Après l’excellent Sur un air de fado, situé en 1968 dans les dernières années de la dictature de Salazar, Nicolas Barral continue d’explorer l’histoire du Portugal avec L’Intranquille Monsieur Pessoa.
Cette fois, bien que l’action de l’album se situe également dans un Portugal rongé par la dictature, le contexte politique est secondaire. Nicolas Barral remonte le temps jusqu’en 1935, soit trois ans après que Salazar soit devenu chef du gouvernement, pour se plonger dans le bouillonnement littéraire portugais de l’entre- deux-guerres. Et ce en focalisant son intrigue sur la vie d’un des plus célèbres hommes de lettres lusitaniens : Fernando Pessoa (1888-1935). Il est vrai que le personnage est assez fascinant. Employé modeste et très introverti, Pessoa participe activement à la vitalité du groupe Orpheu, fer de lance du modernisme littéraire au Portugal. Relativement peu publié de son vivant, il connaît une gloire posthume lorsque ses œuvres inédites, retrouvées chez lui dans une malle, sont éditées au long d’une cinquantaine d’années. Surtout, Pessoa utilise pour signer ses textes un nombre impressionnant de pseudonymes (plus de 70), qui sont autant de personnes fictives à qui il donne vie.

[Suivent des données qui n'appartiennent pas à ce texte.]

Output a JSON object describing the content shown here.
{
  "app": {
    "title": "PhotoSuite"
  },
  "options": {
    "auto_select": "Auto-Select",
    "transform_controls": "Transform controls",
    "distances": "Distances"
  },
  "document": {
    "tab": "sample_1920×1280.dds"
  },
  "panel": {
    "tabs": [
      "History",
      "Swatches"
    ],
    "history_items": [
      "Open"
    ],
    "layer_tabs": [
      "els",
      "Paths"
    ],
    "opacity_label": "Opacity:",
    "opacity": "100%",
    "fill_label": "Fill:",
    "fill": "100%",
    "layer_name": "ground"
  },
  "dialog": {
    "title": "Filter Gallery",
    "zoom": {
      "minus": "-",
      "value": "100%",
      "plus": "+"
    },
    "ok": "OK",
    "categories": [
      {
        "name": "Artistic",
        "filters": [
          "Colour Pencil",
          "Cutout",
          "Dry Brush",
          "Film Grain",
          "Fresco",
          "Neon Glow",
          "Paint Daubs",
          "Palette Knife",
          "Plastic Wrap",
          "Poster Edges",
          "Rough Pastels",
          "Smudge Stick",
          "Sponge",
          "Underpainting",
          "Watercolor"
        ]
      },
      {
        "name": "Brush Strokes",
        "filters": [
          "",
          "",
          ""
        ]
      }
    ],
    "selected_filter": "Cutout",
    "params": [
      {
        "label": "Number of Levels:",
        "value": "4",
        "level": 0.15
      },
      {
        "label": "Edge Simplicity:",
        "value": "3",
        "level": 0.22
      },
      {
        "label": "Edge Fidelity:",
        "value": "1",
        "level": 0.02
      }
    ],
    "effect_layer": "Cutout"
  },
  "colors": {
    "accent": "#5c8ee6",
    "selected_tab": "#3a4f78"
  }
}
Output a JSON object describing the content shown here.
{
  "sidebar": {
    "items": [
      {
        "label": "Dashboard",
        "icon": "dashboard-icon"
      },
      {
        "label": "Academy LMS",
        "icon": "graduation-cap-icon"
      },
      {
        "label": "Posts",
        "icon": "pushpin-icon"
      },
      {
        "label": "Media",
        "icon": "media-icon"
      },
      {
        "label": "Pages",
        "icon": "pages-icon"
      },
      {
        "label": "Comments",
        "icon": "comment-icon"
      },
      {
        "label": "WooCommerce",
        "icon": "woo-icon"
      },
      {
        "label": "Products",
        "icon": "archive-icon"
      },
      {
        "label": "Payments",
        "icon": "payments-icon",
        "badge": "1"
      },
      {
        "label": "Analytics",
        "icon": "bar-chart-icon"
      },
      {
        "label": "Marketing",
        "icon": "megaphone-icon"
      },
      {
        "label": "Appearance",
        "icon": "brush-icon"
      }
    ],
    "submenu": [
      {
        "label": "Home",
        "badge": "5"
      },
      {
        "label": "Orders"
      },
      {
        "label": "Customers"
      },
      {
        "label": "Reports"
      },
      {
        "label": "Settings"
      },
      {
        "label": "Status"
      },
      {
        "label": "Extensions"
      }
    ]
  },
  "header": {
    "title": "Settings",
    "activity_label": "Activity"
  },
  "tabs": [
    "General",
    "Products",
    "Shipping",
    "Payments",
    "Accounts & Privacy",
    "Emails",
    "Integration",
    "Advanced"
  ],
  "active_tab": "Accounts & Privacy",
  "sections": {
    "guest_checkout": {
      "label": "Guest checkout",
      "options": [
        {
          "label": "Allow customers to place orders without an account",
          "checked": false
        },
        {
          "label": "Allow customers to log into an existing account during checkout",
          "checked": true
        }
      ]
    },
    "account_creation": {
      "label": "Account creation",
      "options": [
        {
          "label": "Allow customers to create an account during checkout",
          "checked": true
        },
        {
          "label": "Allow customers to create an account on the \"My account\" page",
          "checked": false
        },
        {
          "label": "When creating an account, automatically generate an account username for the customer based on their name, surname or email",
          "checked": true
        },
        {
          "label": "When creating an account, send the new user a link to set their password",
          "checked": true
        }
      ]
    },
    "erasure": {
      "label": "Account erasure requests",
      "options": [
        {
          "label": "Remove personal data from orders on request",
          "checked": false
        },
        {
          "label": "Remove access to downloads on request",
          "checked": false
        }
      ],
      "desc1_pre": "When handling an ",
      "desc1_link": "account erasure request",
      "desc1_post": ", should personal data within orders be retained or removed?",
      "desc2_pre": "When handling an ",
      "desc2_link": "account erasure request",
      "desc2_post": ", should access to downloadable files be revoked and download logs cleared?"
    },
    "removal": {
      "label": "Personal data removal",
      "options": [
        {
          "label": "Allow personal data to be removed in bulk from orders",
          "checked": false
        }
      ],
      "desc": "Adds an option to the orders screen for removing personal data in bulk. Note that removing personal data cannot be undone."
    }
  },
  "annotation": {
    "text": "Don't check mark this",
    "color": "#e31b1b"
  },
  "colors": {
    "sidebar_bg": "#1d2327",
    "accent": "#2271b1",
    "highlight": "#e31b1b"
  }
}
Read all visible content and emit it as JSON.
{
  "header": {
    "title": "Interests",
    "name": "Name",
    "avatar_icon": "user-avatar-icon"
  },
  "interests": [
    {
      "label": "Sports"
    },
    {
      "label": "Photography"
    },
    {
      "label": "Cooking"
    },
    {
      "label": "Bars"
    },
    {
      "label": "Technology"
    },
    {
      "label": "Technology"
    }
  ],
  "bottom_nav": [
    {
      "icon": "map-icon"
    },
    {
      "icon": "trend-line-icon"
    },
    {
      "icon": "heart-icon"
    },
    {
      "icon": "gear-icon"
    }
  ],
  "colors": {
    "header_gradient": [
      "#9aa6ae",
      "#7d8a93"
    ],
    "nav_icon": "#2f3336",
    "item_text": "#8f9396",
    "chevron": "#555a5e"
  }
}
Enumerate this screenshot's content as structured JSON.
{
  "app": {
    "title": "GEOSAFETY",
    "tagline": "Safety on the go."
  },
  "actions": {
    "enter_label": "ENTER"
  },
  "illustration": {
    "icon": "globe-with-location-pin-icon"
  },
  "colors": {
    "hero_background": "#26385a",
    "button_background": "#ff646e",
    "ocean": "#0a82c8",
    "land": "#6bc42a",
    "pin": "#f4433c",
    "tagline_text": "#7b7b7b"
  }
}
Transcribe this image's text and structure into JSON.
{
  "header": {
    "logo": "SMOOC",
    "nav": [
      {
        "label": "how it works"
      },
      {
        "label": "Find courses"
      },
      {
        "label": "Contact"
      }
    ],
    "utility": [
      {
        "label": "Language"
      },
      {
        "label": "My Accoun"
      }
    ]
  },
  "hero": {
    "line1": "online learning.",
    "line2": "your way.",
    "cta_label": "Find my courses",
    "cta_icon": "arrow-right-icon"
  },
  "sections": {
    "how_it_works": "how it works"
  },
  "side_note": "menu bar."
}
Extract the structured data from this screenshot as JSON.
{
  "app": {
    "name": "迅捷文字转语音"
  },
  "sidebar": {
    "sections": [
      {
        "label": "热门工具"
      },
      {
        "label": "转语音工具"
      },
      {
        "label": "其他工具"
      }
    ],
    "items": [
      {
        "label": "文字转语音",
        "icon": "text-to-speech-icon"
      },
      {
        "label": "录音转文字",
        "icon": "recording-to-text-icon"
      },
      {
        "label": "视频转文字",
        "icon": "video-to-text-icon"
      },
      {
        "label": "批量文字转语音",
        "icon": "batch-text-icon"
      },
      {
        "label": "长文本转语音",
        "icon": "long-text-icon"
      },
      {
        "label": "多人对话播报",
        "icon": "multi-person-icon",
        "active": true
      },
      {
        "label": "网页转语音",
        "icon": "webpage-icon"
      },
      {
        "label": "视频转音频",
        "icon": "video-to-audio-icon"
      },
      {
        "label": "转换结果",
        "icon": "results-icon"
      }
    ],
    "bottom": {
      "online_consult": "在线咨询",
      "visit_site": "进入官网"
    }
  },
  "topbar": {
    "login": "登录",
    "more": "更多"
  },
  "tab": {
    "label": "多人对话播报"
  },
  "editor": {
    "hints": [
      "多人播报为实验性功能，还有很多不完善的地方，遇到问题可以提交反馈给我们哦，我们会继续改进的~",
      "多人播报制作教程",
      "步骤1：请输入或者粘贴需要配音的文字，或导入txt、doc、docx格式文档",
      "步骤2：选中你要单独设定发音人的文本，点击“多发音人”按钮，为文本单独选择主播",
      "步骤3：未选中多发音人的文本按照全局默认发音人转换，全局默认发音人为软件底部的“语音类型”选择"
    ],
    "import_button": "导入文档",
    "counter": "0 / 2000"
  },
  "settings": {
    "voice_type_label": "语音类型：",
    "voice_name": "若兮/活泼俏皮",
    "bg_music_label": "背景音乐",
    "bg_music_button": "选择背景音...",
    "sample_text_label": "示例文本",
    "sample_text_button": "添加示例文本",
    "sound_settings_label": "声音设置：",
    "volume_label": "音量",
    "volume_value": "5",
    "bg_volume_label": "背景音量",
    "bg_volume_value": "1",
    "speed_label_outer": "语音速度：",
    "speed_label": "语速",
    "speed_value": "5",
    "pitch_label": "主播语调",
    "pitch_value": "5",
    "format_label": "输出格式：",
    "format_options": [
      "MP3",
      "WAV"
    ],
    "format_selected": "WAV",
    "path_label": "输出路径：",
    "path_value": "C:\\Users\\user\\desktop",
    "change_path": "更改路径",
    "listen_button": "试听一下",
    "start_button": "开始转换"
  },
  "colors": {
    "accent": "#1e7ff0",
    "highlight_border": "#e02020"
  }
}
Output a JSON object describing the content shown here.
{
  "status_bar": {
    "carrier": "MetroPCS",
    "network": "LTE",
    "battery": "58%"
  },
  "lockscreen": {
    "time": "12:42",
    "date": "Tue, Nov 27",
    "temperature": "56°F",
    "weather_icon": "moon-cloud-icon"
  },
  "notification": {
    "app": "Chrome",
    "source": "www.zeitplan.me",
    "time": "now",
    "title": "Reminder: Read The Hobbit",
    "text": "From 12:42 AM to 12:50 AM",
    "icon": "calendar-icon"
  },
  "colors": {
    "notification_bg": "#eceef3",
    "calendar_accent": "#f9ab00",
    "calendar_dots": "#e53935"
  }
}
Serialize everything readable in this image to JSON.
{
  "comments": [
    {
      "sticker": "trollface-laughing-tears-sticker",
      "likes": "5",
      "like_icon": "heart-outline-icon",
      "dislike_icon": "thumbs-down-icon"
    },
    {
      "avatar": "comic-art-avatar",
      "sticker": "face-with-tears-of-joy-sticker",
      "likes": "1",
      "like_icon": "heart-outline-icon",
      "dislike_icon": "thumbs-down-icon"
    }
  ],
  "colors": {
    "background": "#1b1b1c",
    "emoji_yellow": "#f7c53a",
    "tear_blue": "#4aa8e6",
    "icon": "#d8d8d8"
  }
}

© Nicolas Barral / Dargaud 2024
Mon nom est personne
À travers le personnage d’un jeune journaliste chargé de rédiger la nécrologie de l’écrivain, Nicolas Barral se délecte de conter la vie d’un auteur très surprenant, à l’article de la mort par la faute d’une cirrhose. La description tout en finesse de son monde intérieur, de ses traumatismes juvéniles, de son rapport à la littérature et à ses contemporains, provoque à celles et ceux qui ne les connaissent pas déjà, la furieuse envie de découvrir ses œuvres. À cette évocation se superpose une splendide immersion dans la ville de Lisbonne au cœur de l’entre-deux-guerres. Les rues, places, restaurants, intérieurs lisboètes ou la rédaction du Diário de Lisboa s’animent avec un réalisme et une sensibilité enthousiasmants. Un écrin pour une biographie inspirée. On sort rêveur de cet album, intrigué par la vie de l’auteur du Livre de l’intranquillité, écrivain aux mille vies imaginaires. Un comble pour un homme dont le nomde famille signifie « personne ».